China has lots to offer nature lovers far beyond its teeming metropolises. Here are a few highlights:

  • Huangshan (the Yellow Mountains): This national park is located in eastern China near Shanghai. It is renowned for five wonders — its sunrises, seas of clouds (seen from above), oddly-shaped rocks, twisted pine trees, and hot springs. As the mountains are within easy access from major cities, it is a popular and busy sight. In ancient times, almost 60,000 granite steps carved out of the mountains led up to their summits. Today most visitors prefer the convenience of the modern cable cars.
  • The Li River: Taking a cruise down the 83 km long stretch of the Li River between Guilin and Yangshuo is an unforgettable experience. The route is lined with quaint farming villages, vibrant rice terraces, jagged karst peaks, and lush bamboo groves.
  • Jiuzhaigou Nature Reserve: This park, located in Sichuan Province, is known for its 118 multicolored lakes and magnificent fall foliage. If you like hiking, then you’ll love this national treasure. Don’t think you’ll have the park to yourself, however. Despite its out-of-the-way location, it’s a very popular destination.

Terracotta Soldiers and a Giant Buddha

History and culture lovers will get their money’s worth by traveling around to the following important sites scattered around China. Many of these locations have even been granted a place on UNESCO’s list of World Heritage Sites.

Discovered in 1974 by farmers digging a well, the Terracotta Army, declared a UNESCO World Heritage Site in 1987, is one of the greatest archaeological sites in the world. Thousands of minutely detailed figures were built over 2,000 years ago to the represent the armies of Qin Shi Huang, the first Emperor of China, whose battles were pivotal in forming a united China. To date, about 8,000 soldiers, 130 chariots with 520 horses, and 150 cavalry horses carved in exquisite detail have been unearthed. It is estimated that much still remains buried.

The Potala Palace in Lhasa, Tibet, declared a UNESCO World Heritage Site in 1994, is the symbol of Tibet. It houses a treasure trove of precious sculptures, murals, Buddha statues and scriptures, murals, religious jewelry, and antiques. The complex contains two palaces, the White Palace (Potrang Karpo) and the Red Palace (Potrang Marpo). It was the residence of the Dalai Lama until the 1959 Chinese invasion.

Located 25 km southeast of Dunhuang at a former crossroads of the Silk Road, the Mogao Caves contain a system of 492 temples. Here you can see Buddhist art spanning from the 4th to the 14th century.

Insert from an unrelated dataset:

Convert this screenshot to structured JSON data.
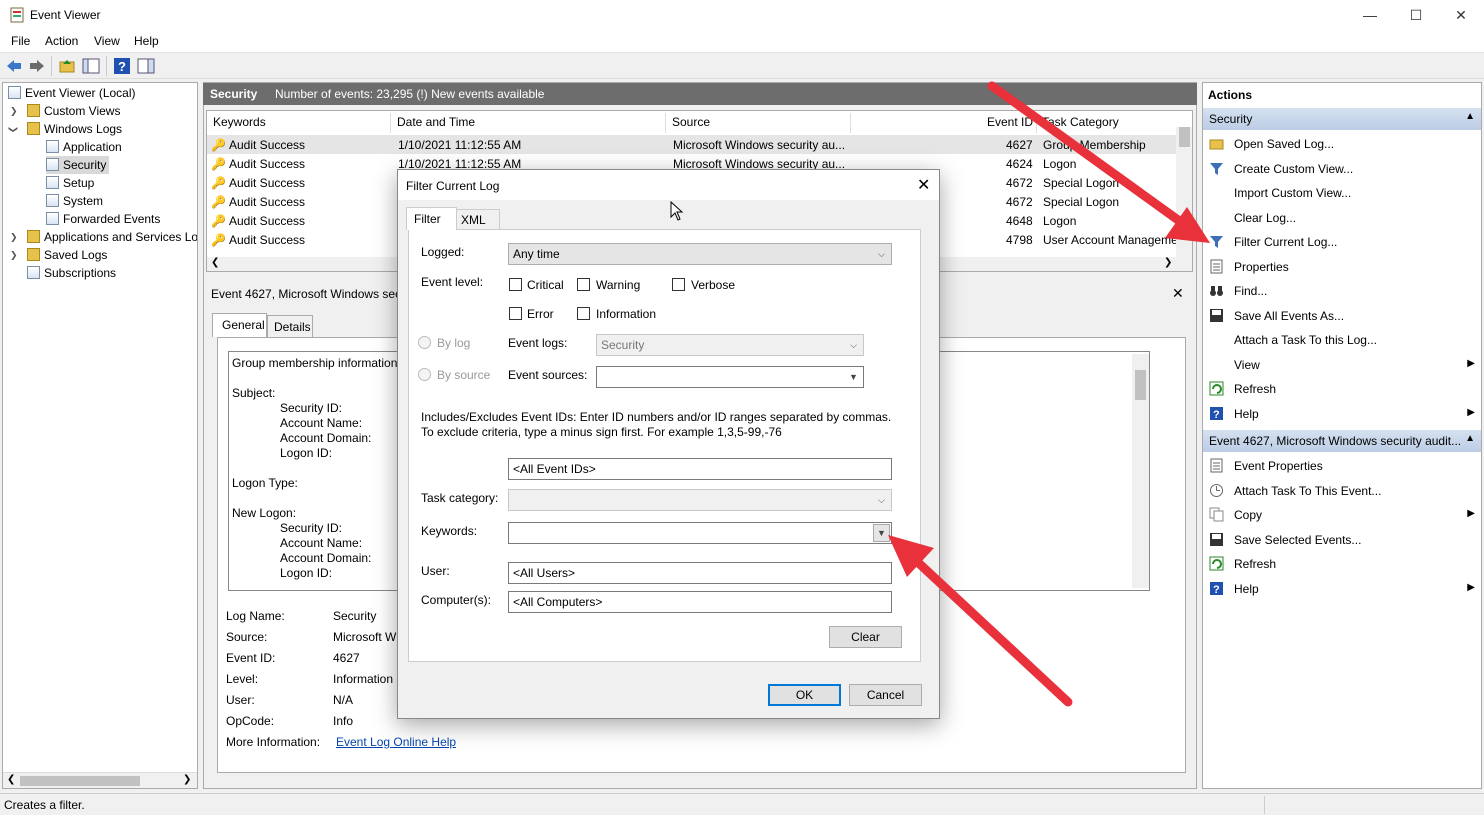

The Leshan Grand Buddha is located in Sichuan Province in the city of the same name, about 150 km from Chengdu. This gigantic 71-meter-high Buddha was carved out of the cliff face from 713–803.

The Giant Pandas: The World’s Cuddliest National Animal

Your bucket list of must-see sites in China won’t be complete until you add visiting somewhere where you can see the famous giant pandas. You have three main options:

  • Chengdu: This capital of Sichuan Province in southwest China is home to about 50 giant and red pandas that live at the Chengdu Panda Breeding and Research Center.
  • Bifengxia Panda Base: To see pandas in a more natural habitat, you can travel to this panda breeding center located two hours southwest of Chengdu.
  • Dujiangyan Panda Valley: Those with a bit more time on their hands can join a volunteer program where you actually get to help take care of the pandas.